Y es que Dios tiene una forma muy peculiar de manifestarse. O al menos así nos parece a nuestra mentalidad. Si bien lo pensamos, es algo prodigioso que surjamos de un origen remoto; que ese origen sea de naturaleza divina; que de tal naturaleza participamos en algún grado, participación que nos hace añorar aquella plenitud de la que carecemos; que el acto de crearnos es una manifestación amorosa de ese Dios de los orígenes; que el amor de Dios hacia sus criaturas exige e implica que éstas han recibido el ser para cumplir una misión, es decir, que toda vida humana tiene un fin último, un sentido trascendente; que para ayudar al hombre a cumplir ese objetivo inscrito en su misma existencia, Dios quiere hacerse hombre; que para que esa ayuda y sostenimiento de Dios a sus criaturas sea máximo, hace pasar a su Hijo (hombre y Dios, no lo olvidemos) por toda suerte de pruebas y sufrimientos, incluso la de una muerte atroz; y que tras esa encarnación en todo humana salvo en el pecado, vence a la muerte resucitando, para expresar con toda rotundidad la verdad de su poder, de su amor por los hombres y la posibilidad de nuestra salvación como voluntad de Dios.

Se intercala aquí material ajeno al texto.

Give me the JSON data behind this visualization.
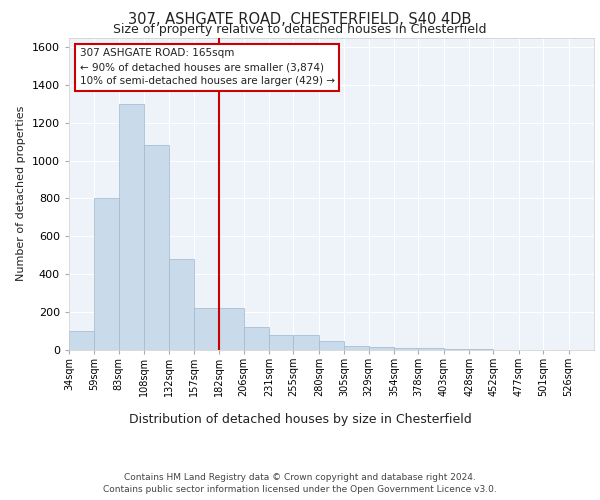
{
  "title_line1": "307, ASHGATE ROAD, CHESTERFIELD, S40 4DB",
  "title_line2": "Size of property relative to detached houses in Chesterfield",
  "xlabel": "Distribution of detached houses by size in Chesterfield",
  "ylabel": "Number of detached properties",
  "footer_line1": "Contains HM Land Registry data © Crown copyright and database right 2024.",
  "footer_line2": "Contains public sector information licensed under the Open Government Licence v3.0.",
  "annotation_line1": "307 ASHGATE ROAD: 165sqm",
  "annotation_line2": "← 90% of detached houses are smaller (3,874)",
  "annotation_line3": "10% of semi-detached houses are larger (429) →",
  "property_size": 165,
  "bar_color": "#c9daea",
  "bar_edgecolor": "#a0b8d0",
  "vline_color": "#cc0000",
  "vline_x": 165,
  "background_color": "#eef2f9",
  "grid_color": "#ffffff",
  "categories": [
    "34sqm",
    "59sqm",
    "83sqm",
    "108sqm",
    "132sqm",
    "157sqm",
    "182sqm",
    "206sqm",
    "231sqm",
    "255sqm",
    "280sqm",
    "305sqm",
    "329sqm",
    "354sqm",
    "378sqm",
    "403sqm",
    "428sqm",
    "452sqm",
    "477sqm",
    "501sqm",
    "526sqm"
  ],
  "bin_edges": [
    34,
    59,
    83,
    108,
    132,
    157,
    182,
    206,
    231,
    255,
    280,
    305,
    329,
    354,
    378,
    403,
    428,
    452,
    477,
    501,
    526,
    551
  ],
  "values": [
    100,
    800,
    1300,
    1080,
    480,
    220,
    220,
    120,
    80,
    80,
    50,
    20,
    15,
    10,
    8,
    5,
    3,
    2,
    2,
    2,
    2
  ],
  "ylim": [
    0,
    1650
  ],
  "yticks": [
    0,
    200,
    400,
    600,
    800,
    1000,
    1200,
    1400,
    1600
  ]
}
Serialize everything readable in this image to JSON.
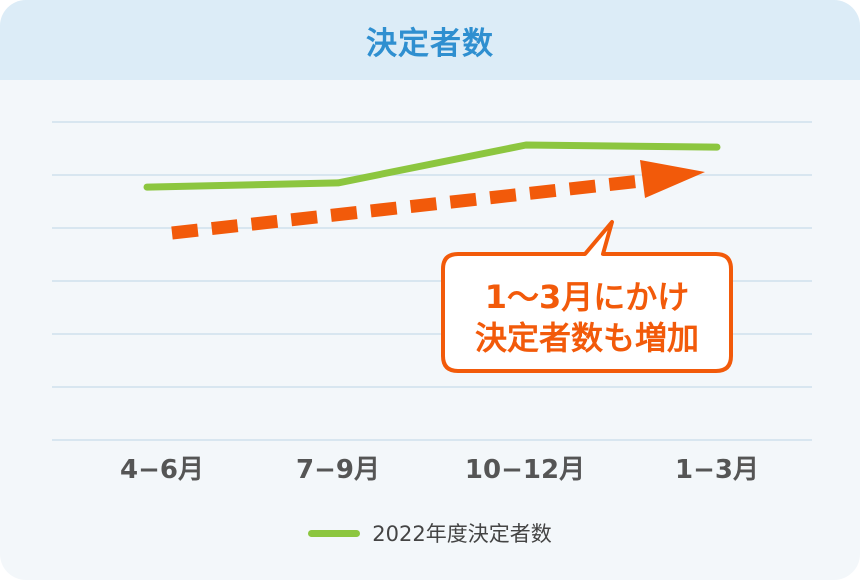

Ciertamente, esto es demasiado para ser creído sin más. No podemos negar que están justificadas las preguntas, inquisiciones y quejas de Unamuno al Señor, que todos nos hemos planteado más de una vez, también los santos más acendrados y los justos de más sólido equilibrio.

Y, sin embargo, para esto se encarnó Dios en la Persona de su Hijo, para hacernos más accesible el reino de amor infinito del Padre que quiere reservarnos para todos. Comprendamos la incredulidad de los fariseos, y también de los hombres actuales, pues el amor de Dios es una pura locura, bendita locura que no podemos entender en absoluto. Cuando se va cayendo en la cuenta de nuestra miseria, de nuestra poquedad, y, desde esa conciencia, comenzamos a abrirnos a la experiencia de que todo es un don, todo: la vida, no sólo por sus alegrías, sino también por sus dificultades, entonces podemos vislumbrar siquiera el amor de Dios como el regalo más inmerecido que apenas sabremos nunca agradecer lo suficiente. Sólo así podrán parecernos banales las preguntas de Unamuno, pues ya no nos harán falta planteárnoslas. A nuestro corazón le irá ganando una serenidad creciente (nunca completa) y una seguridad en este conocimiento de Dios, en esta vivencia de su amor y de su presencia, que, aunque intangible, acaba siendo la más evidente de ellas.